A paciente retornou à enfermaria do HC/UFG após cinco dias na UTI, onde evoluiu com melhoria clínica completa e exame ultrassonográfico normal. Recebeu alta hospitalar com retorno ambulatorial para controle sérico dos níveis de gonadotrofina coriônica (β‐HCG), sem a necessidade de esvaziamento uterino adicional. Após 15 meses de seguimento, permanece assintomática e com níveis indetectáveis de β‐HCG.
A necropsia evidenciou um feto de 155g, sexo feminino, sem malformações aparentes, com órgãos tópicos e arquitetura histológica adequada. O feto apresentava, entretanto, hemorragia tímica e em pericárdio e pleura viscerais, assim como conteúdo hemorrágico em lúmen intestinal e brônquico, com quadro morfológico que favorecia o óbito por anóxia aguda (figs. 1–3). A avaliação placentária revelou edema vilositário e pseudoinclusões de trofoblasto, sem outras alterações, o que sugeria cromossomopatia (fig. 4).
A avaliação dos restos ovulares evidenciou vilosidades com hiperplasia do trofoblasto e vesículas, achados compatíveis com mola hidatiforme completa (fig. 5). O presente relato foi autorizado pela paciente, que assinou um termo de consentimento livre e esclarecido.
DiscussãoApós a suspeita clínica e ultrassonográfica, o diagnóstico pré‐natal de GGMC é feito por meio de métodos invasivos, com a determinação do cariótipo fetal. O método de certeza é por estudo citogenético, o qual identifica o cariótipo diploide, sendo os cromossomos de origem paterna.3,10,11 Na impossibilidade do estudo citogenético, o diagnóstico final é feito realizado com a avaliação histopatológica da placenta após o termino da gestação.12 No presente caso, a avaliação dos restos ovulares evidenciou vilosidades com hiperplasia do trofoblasto e vesículas, achados consistentes com mola completa.13
A manutenção da gestação em casos de GGMC tem sido descrita por diversos autores, apesar das altas taxas de resultados obstétricos desfavoráveis.4,5,7,8,10,14,15 Na conduta conservadora, recomenda‐se seguimento clínico rigoroso, determinação do cariótipo fetal e individualização dos riscos maternos e fetais.1,6,15
Sebire et al.7 analisaram 77 casos de GGMC, com 53 casos (68,8%) de manutenção da gestação; desses, dois (03,8%) evoluíram para pré‐eclâmpsia grave; 23 (43,4%) evoluíram com aborto espontâneo antes de 24 semanas de gestação; e 28 (52,8%) evoluíram com gestações de 28 semanas ou mais, o que resultou em 20 nascidos vivos (37,7%).
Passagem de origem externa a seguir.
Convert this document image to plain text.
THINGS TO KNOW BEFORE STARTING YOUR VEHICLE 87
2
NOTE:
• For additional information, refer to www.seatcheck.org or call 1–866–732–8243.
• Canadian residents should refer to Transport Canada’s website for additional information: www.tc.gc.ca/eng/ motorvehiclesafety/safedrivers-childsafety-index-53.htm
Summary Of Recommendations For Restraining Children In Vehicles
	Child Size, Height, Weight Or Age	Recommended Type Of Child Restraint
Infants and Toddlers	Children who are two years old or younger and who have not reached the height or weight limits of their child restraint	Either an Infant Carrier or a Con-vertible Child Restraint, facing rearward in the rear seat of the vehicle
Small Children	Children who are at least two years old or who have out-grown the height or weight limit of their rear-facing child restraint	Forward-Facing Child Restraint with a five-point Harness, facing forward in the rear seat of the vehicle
Yela et al.,10 em uma revisão de 29 trabalhos, encontraram 159 casos de GGMC; desses, apenas 56 (35%) apresentaram término da gestação com feto vivo. A maioria dessas gestações apresentou complicações, como pré‐eclâmpsia e doença trofoblástica persistente.
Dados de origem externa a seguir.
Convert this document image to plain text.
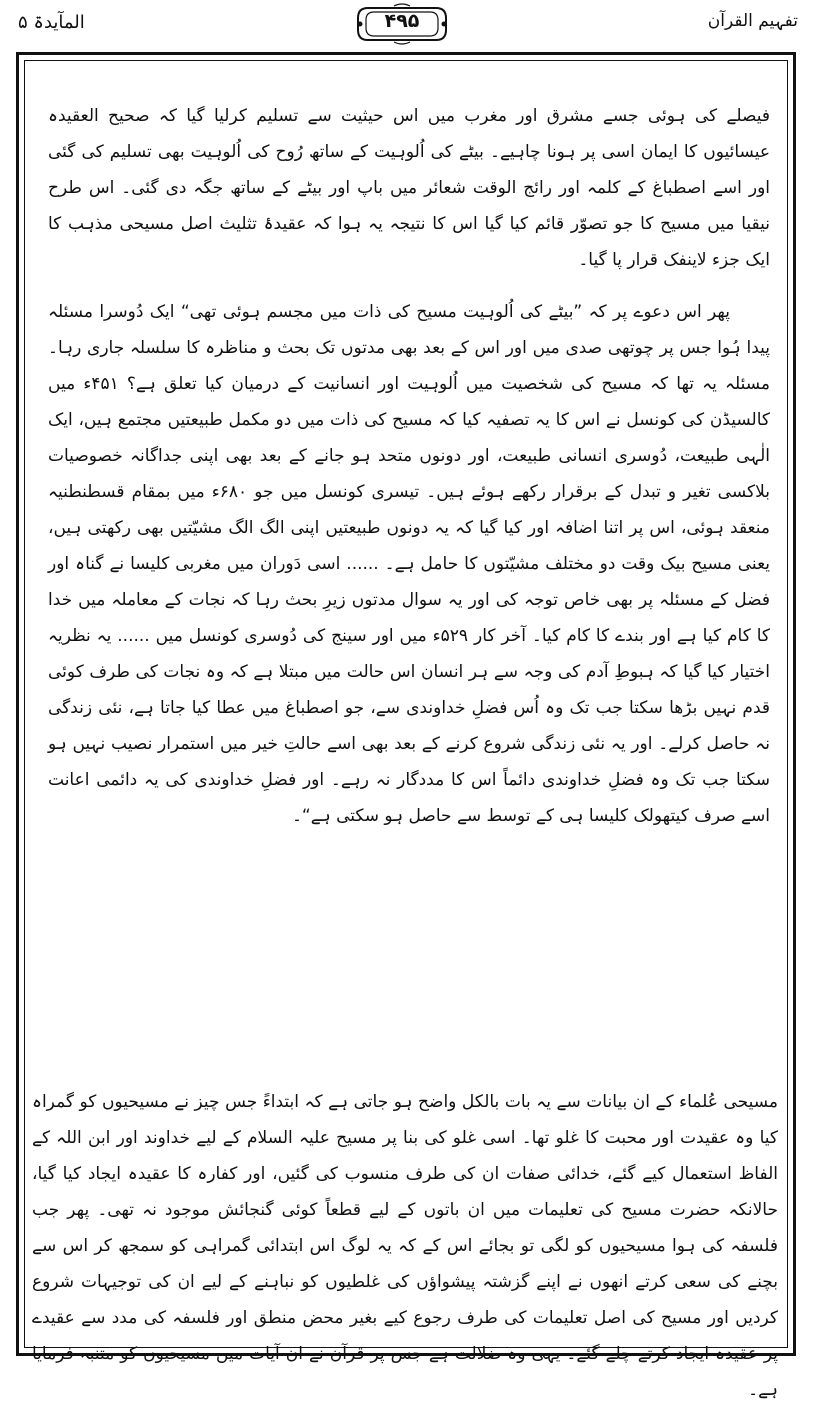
المآیدۃ ۵	۴۹۵	تفہیم القرآن

فیصلے کی ہوئی جسے مشرق اور مغرب میں اس حیثیت سے تسلیم کرلیا گیا کہ صحیح العقیدہ عیسائیوں کا ایمان اسی پر ہونا چاہیے۔ بیٹے کی اُلوہیت کے ساتھ رُوح کی اُلوہیت بھی تسلیم کی گئی اور اسے اصطباغ کے کلمہ اور رائج الوقت شعائر میں باپ اور بیٹے کے ساتھ جگہ دی گئی۔ اس طرح نیقیا میں مسیح کا جو تصوّر قائم کیا گیا اس کا نتیجہ یہ ہوا کہ عقیدۂ تثلیث اصل مسیحی مذہب کا ایک جزء لاینفک قرار پا گیا۔

پھر اس دعوے پر کہ ”بیٹے کی اُلوہیت مسیح کی ذات میں مجسم ہوئی تھی“ ایک دُوسرا مسئلہ پیدا ہُوا جس پر چوتھی صدی میں اور اس کے بعد بھی مدتوں تک بحث و مناظرہ کا سلسلہ جاری رہا۔ مسئلہ یہ تھا کہ مسیح کی شخصیت میں اُلوہیت اور انسانیت کے درمیان کیا تعلق ہے؟ ۴۵۱ء میں کالسیڈن کی کونسل نے اس کا یہ تصفیہ کیا کہ مسیح کی ذات میں دو مکمل طبیعتیں مجتمع ہیں، ایک الٰہی طبیعت، دُوسری انسانی طبیعت، اور دونوں متحد ہو جانے کے بعد بھی اپنی جداگانہ خصوصیات بلاکسی تغیر و تبدل کے برقرار رکھے ہوئے ہیں۔ تیسری کونسل میں جو ۶۸۰ء میں بمقام قسطنطنیہ منعقد ہوئی، اس پر اتنا اضافہ اور کیا گیا کہ یہ دونوں طبیعتیں اپنی الگ الگ مشیّتیں بھی رکھتی ہیں، یعنی مسیح بیک وقت دو مختلف مشیّتوں کا حامل ہے۔ ...... اسی دَوران میں مغربی کلیسا نے گناہ اور فضل کے مسئلہ پر بھی خاص توجہ کی اور یہ سوال مدتوں زیرِ بحث رہا کہ نجات کے معاملہ میں خدا کا کام کیا ہے اور بندے کا کام کیا۔ آخر کار ۵۲۹ء میں اور سینج کی دُوسری کونسل میں ...... یہ نظریہ اختیار کیا گیا کہ ہبوطِ آدم کی وجہ سے ہر انسان اس حالت میں مبتلا ہے کہ وہ نجات کی طرف کوئی قدم نہیں بڑھا سکتا جب تک وہ اُس فضلِ خداوندی سے، جو اصطباغ میں عطا کیا جاتا ہے، نئی زندگی نہ حاصل کرلے۔ اور یہ نئی زندگی شروع کرنے کے بعد بھی اسے حالتِ خیر میں استمرار نصیب نہیں ہو سکتا جب تک وہ فضلِ خداوندی دائماً اس کا مددگار نہ رہے۔ اور فضلِ خداوندی کی یہ دائمی اعانت اسے صرف کیتھولک کلیسا ہی کے توسط سے حاصل ہو سکتی ہے“۔

مسیحی عُلماء کے ان بیانات سے یہ بات بالکل واضح ہو جاتی ہے کہ ابتداءً جس چیز نے مسیحیوں کو گمراہ کیا وہ عقیدت اور محبت کا غلو تھا۔ اسی غلو کی بنا پر مسیح علیہ السلام کے لیے خداوند اور ابن اللہ کے الفاظ استعمال کیے گئے، خدائی صفات ان کی طرف منسوب کی گئیں، اور کفارہ کا عقیدہ ایجاد کیا گیا، حالانکہ حضرت مسیح کی تعلیمات میں ان باتوں کے لیے قطعاً کوئی گنجائش موجود نہ تھی۔ پھر جب فلسفہ کی ہوا مسیحیوں کو لگی تو بجائے اس کے کہ یہ لوگ اس ابتدائی گمراہی کو سمجھ کر اس سے بچنے کی سعی کرتے انھوں نے اپنے گزشتہ پیشواؤں کی غلطیوں کو نباہنے کے لیے ان کی توجیہات شروع کردیں اور مسیح کی اصل تعلیمات کی طرف رجوع کیے بغیر محض منطق اور فلسفہ کی مدد سے عقیدے پر عقیدہ ایجاد کرتے چلے گئے۔ یہی وہ ضلالت ہے جس پر قرآن نے ان آیات میں مسیحیوں کو متنبہ فرمایا ہے۔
Nos casos de GGMC é indicado o esvaziamento da cavidade uterina após a resolução da gestação, de preferência por meio de vacuoaspiração, a qual apresenta menor taxa de perfuração uterina.14 No caso de úteros com grande volume, a duração do procedimento pode ser extensa e aumentar a perda sanguínea.14 O material obtido pela curetagem apresenta menor índice de autólise e é mais adequado para a histopatologia.14 Assim como nos casos de mola hidatiforme convencional, o seguimento por meio da dosagem sérica de β‐HCG é obrigatório.4,11,14
Antes do esvaziamento da cavidade uterina, a paciente deve ser submetida à avaliação clínica, com destaque para o diagnóstico de eventuais complicações como anemia, crise tireotóxica, pré‐eclampsia e insuficiência respiratória. Todas essas situações devem ser corrigidas antes do procedimento. No caso descrito, a curetagem uterina não foi possível devido ao quadro clínico grave da paciente, a qual necessitava de cuidados intensivos imediatos. Após o retorno à enfermaria, evoluiu com ausência de sangramento vaginal e exame ultrassonográfico normal, com alta hospitalar e seguimento ambulatorial sem a necessidade de esvaziamento uterino adicional.
Conflitos de interesseOs autores declaram não haver conflitos de interesse.